Single biggest threat? Yen translation risk over a long horizon, compounded by the demographic shrinkage of the Japanese supplemental market. A USD/JPY of 200+ combined with 1-2%/year policy-count decline in Japan would compress Aflac's earnings power by 30-40% over a decade. The buyback would partially offset, but the franchise economics would be smaller.

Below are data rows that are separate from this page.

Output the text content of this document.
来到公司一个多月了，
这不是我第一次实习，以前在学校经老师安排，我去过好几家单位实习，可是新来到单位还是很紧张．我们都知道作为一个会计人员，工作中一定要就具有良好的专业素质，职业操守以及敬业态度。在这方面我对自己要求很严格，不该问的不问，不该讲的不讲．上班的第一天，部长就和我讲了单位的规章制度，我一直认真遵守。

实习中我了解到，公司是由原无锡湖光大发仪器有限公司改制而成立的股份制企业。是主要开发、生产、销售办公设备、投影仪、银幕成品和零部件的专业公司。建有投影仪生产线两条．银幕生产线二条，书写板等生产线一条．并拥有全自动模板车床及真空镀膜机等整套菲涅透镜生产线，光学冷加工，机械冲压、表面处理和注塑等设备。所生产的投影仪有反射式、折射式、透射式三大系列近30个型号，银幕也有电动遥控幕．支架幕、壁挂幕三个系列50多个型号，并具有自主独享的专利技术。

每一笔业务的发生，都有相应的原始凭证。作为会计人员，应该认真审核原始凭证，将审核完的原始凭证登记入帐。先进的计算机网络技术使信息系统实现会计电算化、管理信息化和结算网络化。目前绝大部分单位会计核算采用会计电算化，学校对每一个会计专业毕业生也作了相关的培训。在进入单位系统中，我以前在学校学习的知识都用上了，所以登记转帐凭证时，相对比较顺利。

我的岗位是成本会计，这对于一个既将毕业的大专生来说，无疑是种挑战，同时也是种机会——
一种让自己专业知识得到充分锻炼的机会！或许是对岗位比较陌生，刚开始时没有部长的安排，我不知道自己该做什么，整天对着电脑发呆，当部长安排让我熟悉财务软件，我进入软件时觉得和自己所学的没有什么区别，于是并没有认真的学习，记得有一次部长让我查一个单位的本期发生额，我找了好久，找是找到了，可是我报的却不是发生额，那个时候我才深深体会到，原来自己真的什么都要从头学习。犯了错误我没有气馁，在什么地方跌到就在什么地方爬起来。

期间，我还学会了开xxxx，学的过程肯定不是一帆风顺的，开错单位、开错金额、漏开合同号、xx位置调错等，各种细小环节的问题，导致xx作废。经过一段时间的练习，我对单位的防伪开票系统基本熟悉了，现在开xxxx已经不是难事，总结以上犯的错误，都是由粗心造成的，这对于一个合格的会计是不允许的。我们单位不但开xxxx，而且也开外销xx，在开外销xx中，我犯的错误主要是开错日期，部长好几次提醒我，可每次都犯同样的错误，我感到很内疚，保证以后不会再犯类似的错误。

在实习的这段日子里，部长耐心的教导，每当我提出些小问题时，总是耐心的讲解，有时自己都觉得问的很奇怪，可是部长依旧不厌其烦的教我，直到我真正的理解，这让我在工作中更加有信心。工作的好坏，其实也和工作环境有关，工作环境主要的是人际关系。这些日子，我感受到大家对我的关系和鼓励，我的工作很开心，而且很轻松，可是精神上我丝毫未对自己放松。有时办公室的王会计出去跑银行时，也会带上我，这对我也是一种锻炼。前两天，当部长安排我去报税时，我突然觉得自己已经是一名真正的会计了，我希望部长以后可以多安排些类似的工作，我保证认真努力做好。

Confidence. The fundamental business is recognizably the same in 10 years. The earnings level is uncertain because of FX. The franchise is durable but not expanding. This is a 'medium confidence' compounder — not a Costco-grade certainty (Costco is 'high'), and not a tech-platform 'low' uncertainty.
CONFIDENCE: medium
Position guidance
- **Recommendation:** Buy - **Conviction:** medium - **Target buy price:** $105 (modest add zone) / $95 (aggressive add). Current $112.88 is already actionable. - **Target trim price:** $185 (approaches FX-haircut base IV of ~$180) / $230 (full base IV approach) - **Position sizing:** 2-4% of portfolio. The franchise quality and price/IV ratio support a meaningful position, but the yen-translation risk argues against making AFL a top-five holding. Size as if you are buying a Japan-FX-exposed earnings stream, because you are. - **Hedging note:** investors with concentrated Japan FX exposure elsewhere should size lower; investors who want yen exposure can size higher. - **Catalysts to watch:** quarterly Japan persistency, USD/JPY trajectory, US worksite new business, buyback pace, BoJ rate normalization (positive for float yield), Japan Post relationship status. - **Exit triggers:** material change in Japan Post distribution, persistent USD/JPY above 175 with no offsetting earnings strength, capital allocation deterioration (large M&A, buybacks above 1.0x IV).